What, then, does the future hold for ERP and for ERP providers like Oracle and SAP? Well, not many large ERP rollouts, for starters. "ERP is pretty mature on the high end," says Paul Hamerman, vice president of enterprise applications at Forrester Research. "There really isn't an alternative because it's a mission-critical suite."

Bud Mathaisel, COO at IT services firm Achievo and former CIO at Disney, Ford, and Solectron, also believes that high-end ERP rollouts have hit a wall. "I don't think ERP is dead, but what I do think is dead is very large-scale deployments of big ERP," he says. "There are very few companies left who can do a from-scratch buy from Oracle or SAP."

The competition, then, is for smaller customers, and the key may be SaaS (software as a service). "I think the battleground is in the hundred-million-dollar to billion-dollar space," says Hamerman. SaaS does need to evolve to have more extensibility in order to be able to serve large companies with ERP, but SaaS solutions will continue to grow in the middle section, Hamerman says.

Mathaisel also sees opportunities for ERP to become more modular. "Very often, organizations want to update a piece of their ERP without redoing the whole thing," he says, noting that sometimes businesses value a particular piece of ERP -- CRM, for example -- and want to keep that aspect updated. The fundamentals of how that company does business haven't changed, but it wants to keep its customer-facing software up to date.

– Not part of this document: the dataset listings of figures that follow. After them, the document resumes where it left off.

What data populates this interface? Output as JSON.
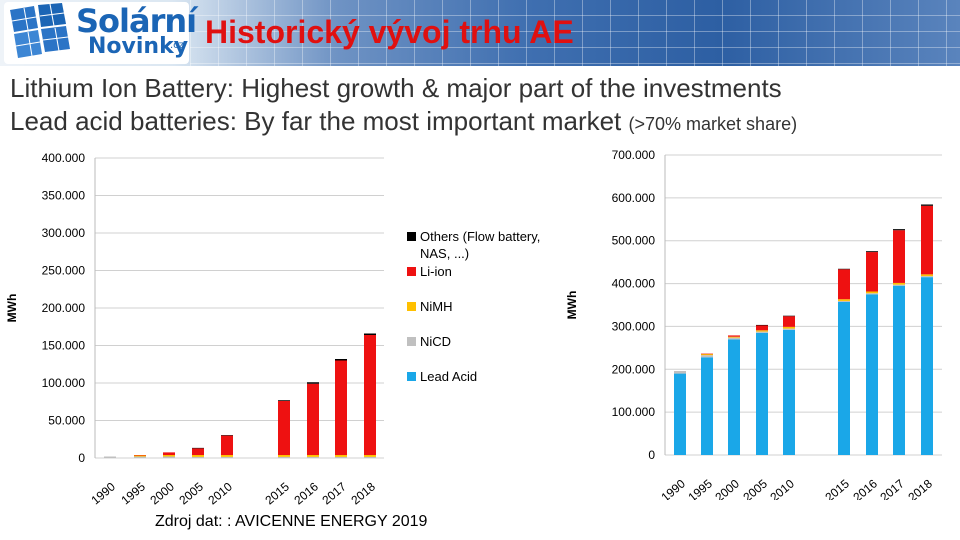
{
  "header": {
    "logo_line1": "Solární",
    "logo_line2": "Novinky",
    "logo_suffix": ".cz",
    "title": "Historický vývoj trhu AE"
  },
  "subtitle": {
    "line1": "Lithium Ion Battery: Highest growth & major part of the investments",
    "line2_main": "Lead acid batteries: By far the most important market",
    "line2_note": "(>70% market share)"
  },
  "legend": [
    {
      "label": "Others (Flow battery,",
      "label2": "NAS, ...)",
      "color": "#000000"
    },
    {
      "label": "Li-ion",
      "color": "#ee1111"
    },
    {
      "label": "NiMH",
      "color": "#ffc000"
    },
    {
      "label": "NiCD",
      "color": "#c0c0c0"
    },
    {
      "label": "Lead Acid",
      "color": "#1aa7e8"
    }
  ],
  "chart_data": [
    {
      "type": "bar",
      "stacked": true,
      "ylabel": "MWh",
      "ylim": [
        0,
        400000
      ],
      "yticks": [
        "0",
        "50.000",
        "100.000",
        "150.000",
        "200.000",
        "250.000",
        "300.000",
        "350.000",
        "400.000"
      ],
      "categories": [
        "1990",
        "1995",
        "2000",
        "2005",
        "2010",
        "2015",
        "2016",
        "2017",
        "2018"
      ],
      "series": [
        {
          "name": "NiCD",
          "color": "#c0c0c0",
          "values": [
            2000,
            2000,
            2000,
            1500,
            1500,
            1500,
            1500,
            1500,
            1500
          ]
        },
        {
          "name": "NiMH",
          "color": "#ffc000",
          "values": [
            0,
            1500,
            2000,
            2500,
            2500,
            2500,
            2500,
            2500,
            2500
          ]
        },
        {
          "name": "Li-ion",
          "color": "#ee1111",
          "values": [
            0,
            500,
            3500,
            9000,
            26000,
            72000,
            95000,
            126000,
            160000
          ]
        },
        {
          "name": "Others",
          "color": "#000000",
          "values": [
            0,
            0,
            0,
            500,
            500,
            1000,
            2000,
            2000,
            2000
          ]
        }
      ]
    },
    {
      "type": "bar",
      "stacked": true,
      "ylabel": "MWh",
      "ylim": [
        0,
        700000
      ],
      "yticks": [
        "0",
        "100.000",
        "200.000",
        "300.000",
        "400.000",
        "500.000",
        "600.000",
        "700.000"
      ],
      "categories": [
        "1990",
        "1995",
        "2000",
        "2005",
        "2010",
        "2015",
        "2016",
        "2017",
        "2018"
      ],
      "series": [
        {
          "name": "Lead Acid",
          "color": "#1aa7e8",
          "values": [
            190000,
            228000,
            270000,
            285000,
            292000,
            357000,
            375000,
            395000,
            415000
          ]
        },
        {
          "name": "NiCD",
          "color": "#c0c0c0",
          "values": [
            6000,
            5000,
            4000,
            3000,
            3000,
            2500,
            2500,
            2500,
            2500
          ]
        },
        {
          "name": "NiMH",
          "color": "#ffc000",
          "values": [
            0,
            3000,
            2000,
            3000,
            4000,
            4000,
            4000,
            4000,
            4000
          ]
        },
        {
          "name": "Li-ion",
          "color": "#ee1111",
          "values": [
            0,
            500,
            3000,
            12000,
            25000,
            70000,
            92000,
            123000,
            160000
          ]
        },
        {
          "name": "Others",
          "color": "#000000",
          "values": [
            0,
            0,
            0,
            500,
            1000,
            1000,
            2000,
            2500,
            3000
          ]
        }
      ]
    }
  ],
  "source": "Zdroj dat: : AVICENNE ENERGY 2019"
}
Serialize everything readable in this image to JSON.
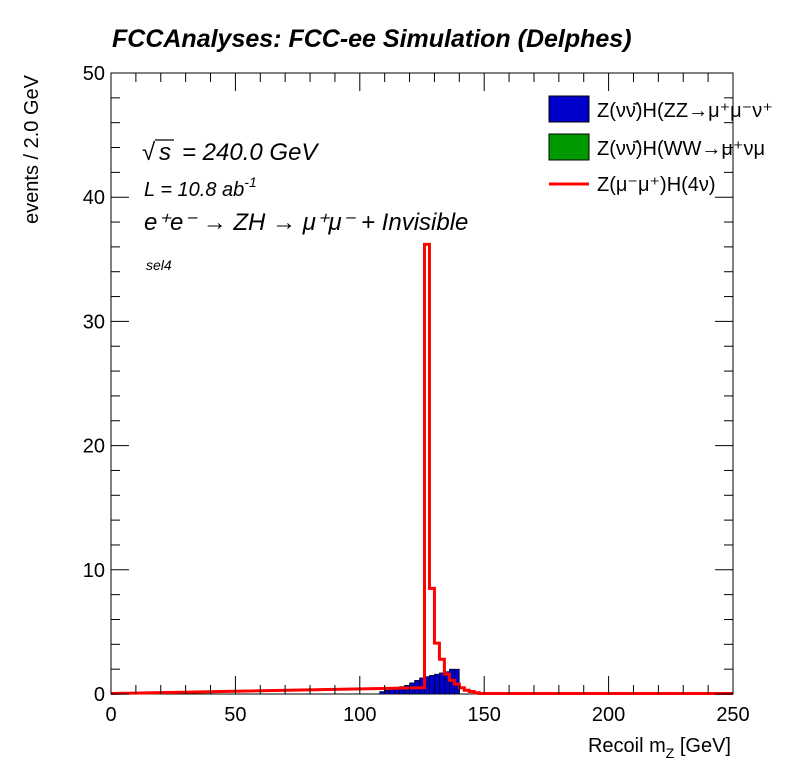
{
  "chart_data": {
    "type": "histogram",
    "title": "FCCAnalyses: FCC-ee Simulation (Delphes)",
    "xlabel": "Recoil m_Z [GeV]",
    "xlabel_main": "Recoil m",
    "xlabel_sub": "Z",
    "xlabel_unit": " [GeV]",
    "ylabel": "events / 2.0 GeV",
    "xlim": [
      0,
      250
    ],
    "ylim": [
      0,
      50
    ],
    "x_ticks": [
      0,
      50,
      100,
      150,
      200,
      250
    ],
    "y_ticks": [
      0,
      10,
      20,
      30,
      40,
      50
    ],
    "bin_width": 2.0,
    "annotations": {
      "sqrt_s": "= 240.0 GeV",
      "lumi_prefix": "L = 10.8 ab",
      "lumi_exp": "-1",
      "process": "e⁺e⁻ → ZH → μ⁺μ⁻ + Invisible",
      "selection": "sel4"
    },
    "series": [
      {
        "name": "Z(νν̄)H(ZZ→μ⁺μ⁻ν⁺",
        "style": "filled",
        "color": "#0000cc",
        "bins": [
          [
            108,
            110,
            0.2
          ],
          [
            110,
            112,
            0.3
          ],
          [
            112,
            114,
            0.4
          ],
          [
            114,
            116,
            0.5
          ],
          [
            116,
            118,
            0.6
          ],
          [
            118,
            120,
            0.7
          ],
          [
            120,
            122,
            0.9
          ],
          [
            122,
            124,
            1.1
          ],
          [
            124,
            126,
            1.3
          ],
          [
            126,
            128,
            1.4
          ],
          [
            128,
            130,
            1.5
          ],
          [
            130,
            132,
            1.6
          ],
          [
            132,
            134,
            1.7
          ],
          [
            134,
            136,
            1.8
          ],
          [
            136,
            138,
            2.0
          ],
          [
            138,
            140,
            2.0
          ]
        ]
      },
      {
        "name": "Z(νν̄)H(WW→μ⁺νμ",
        "style": "filled",
        "color": "#009900",
        "bins": []
      },
      {
        "name": "Z(μ⁻μ⁺)H(4ν)",
        "style": "step",
        "color": "#ff0000",
        "bins": [
          [
            124,
            126,
            0.5
          ],
          [
            126,
            128,
            36.2
          ],
          [
            128,
            130,
            8.5
          ],
          [
            130,
            132,
            4.1
          ],
          [
            132,
            134,
            2.8
          ],
          [
            134,
            136,
            1.6
          ],
          [
            136,
            138,
            1.1
          ],
          [
            138,
            140,
            0.8
          ],
          [
            140,
            142,
            0.5
          ],
          [
            142,
            144,
            0.3
          ],
          [
            144,
            146,
            0.2
          ],
          [
            146,
            148,
            0.1
          ]
        ]
      }
    ],
    "legend": "top-right"
  }
}
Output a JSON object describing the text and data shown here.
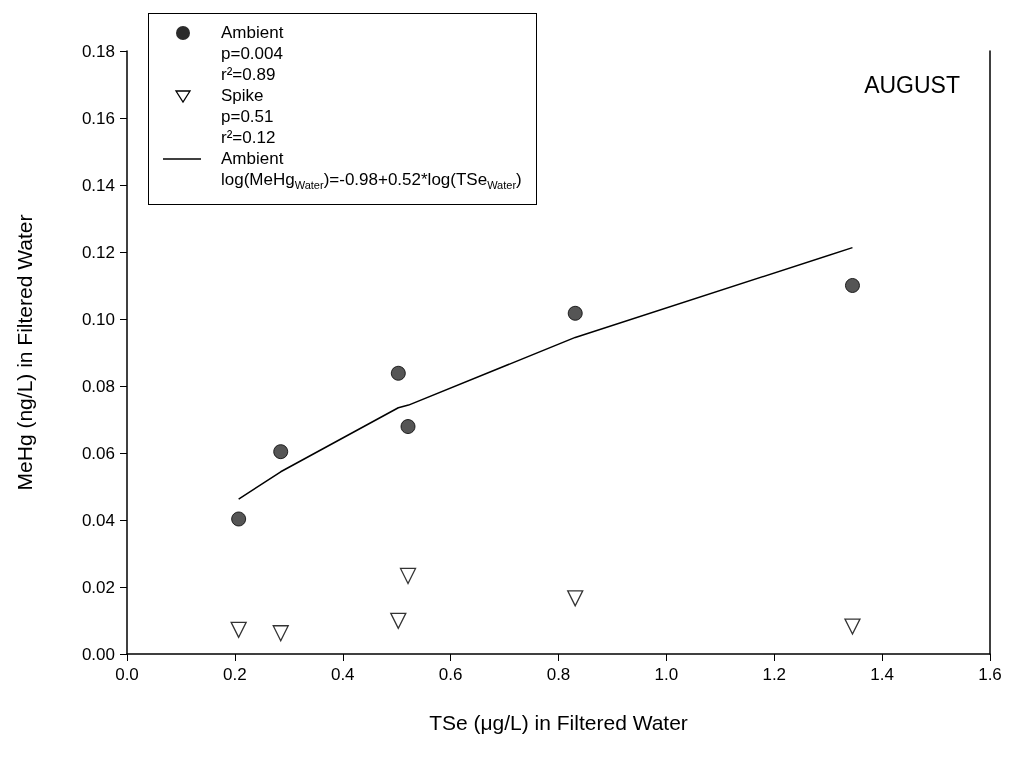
{
  "chart_data": {
    "type": "scatter",
    "title": "AUGUST",
    "xlabel": "TSe (μg/L) in Filtered Water",
    "ylabel": "MeHg (ng/L) in Filtered Water",
    "annotations": [
      "p=0.004",
      "r²=0.89",
      "p=0.51",
      "r²=0.12",
      "log(MeHg$_{Water}$)=-0.98+0.52*log(TSe$_{Water}$)"
    ],
    "series": [
      {
        "name": "Ambient",
        "type": "scatter",
        "marker": "circle",
        "color": "#2b2b2b",
        "x": [
          0.207,
          0.285,
          0.503,
          0.521,
          0.831,
          1.345
        ],
        "values": [
          0.0403,
          0.0604,
          0.0838,
          0.0679,
          0.1017,
          0.11
        ]
      },
      {
        "name": "Spike",
        "type": "scatter",
        "marker": "triangle",
        "color": "#000000",
        "x": [
          0.207,
          0.285,
          0.503,
          0.521,
          0.831,
          1.345
        ],
        "values": [
          0.0072,
          0.0062,
          0.0099,
          0.0233,
          0.0166,
          0.0082
        ]
      },
      {
        "name": "Ambient",
        "type": "line",
        "marker": "none",
        "color": "#000000",
        "x": [
          0.207,
          0.285,
          0.503,
          0.522,
          0.831,
          1.345
        ],
        "values": [
          0.0462,
          0.0544,
          0.0735,
          0.0743,
          0.0945,
          0.1213
        ]
      }
    ],
    "xlim": [
      0,
      1.6
    ],
    "xticks": [
      {
        "value": 0,
        "label": "0.0"
      },
      {
        "value": 0.2,
        "label": "0.2"
      },
      {
        "value": 0.4,
        "label": "0.4"
      },
      {
        "value": 0.6,
        "label": "0.6"
      },
      {
        "value": 0.8,
        "label": "0.8"
      },
      {
        "value": 1,
        "label": "1.0"
      },
      {
        "value": 1.2,
        "label": "1.2"
      },
      {
        "value": 1.4,
        "label": "1.4"
      },
      {
        "value": 1.6,
        "label": "1.6"
      }
    ],
    "ylim": [
      0,
      0.18
    ],
    "yticks": [
      {
        "value": 0,
        "label": "0.00"
      },
      {
        "value": 0.02,
        "label": "0.02"
      },
      {
        "value": 0.04,
        "label": "0.04"
      },
      {
        "value": 0.06,
        "label": "0.06"
      },
      {
        "value": 0.08,
        "label": "0.08"
      },
      {
        "value": 0.1,
        "label": "0.10"
      },
      {
        "value": 0.12,
        "label": "0.12"
      },
      {
        "value": 0.14,
        "label": "0.14"
      },
      {
        "value": 0.16,
        "label": "0.16"
      },
      {
        "value": 0.18,
        "label": "0.18"
      }
    ],
    "grid": false,
    "legend": "top left"
  }
}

"They aren't changing out their core ERP, but they're updating their CRM module," Mathaisel notes. "What SAP and Oracle would very much like to do is go after that new work as opposed to a customer of theirs buying a third-party piece of software and trying to bolt it on. Hence SAP Netweaver and Oracle Fusion: They don't want to get ripped out of the system if customers do a module upgrade."

Netweaver is SAP's technology platform that can be used for integration with other platforms or apps, while Fusion is Oracle's middleware portfolio that features hot-pluggable architecture, allowing users to integrate or better use third-party apps or systems.

"A lot of these installations are sticky in that the cost of replacement is prohibitive," agrees Hamerman. But he also notes current technology innovation, predicting that there will be competitors emerging with different business models like SaaS and cloud computing.

So there are ERP opportunities out there, and not just for Oracle and SAP. The era of the big-bang ERP rollout is on its way out, but companies still have a need for integrated, scalable apps and modular updates. There's still software to be sold or custom-built, and there's room for more competition. For now, it remains to be seen which companies will seize these opportunities.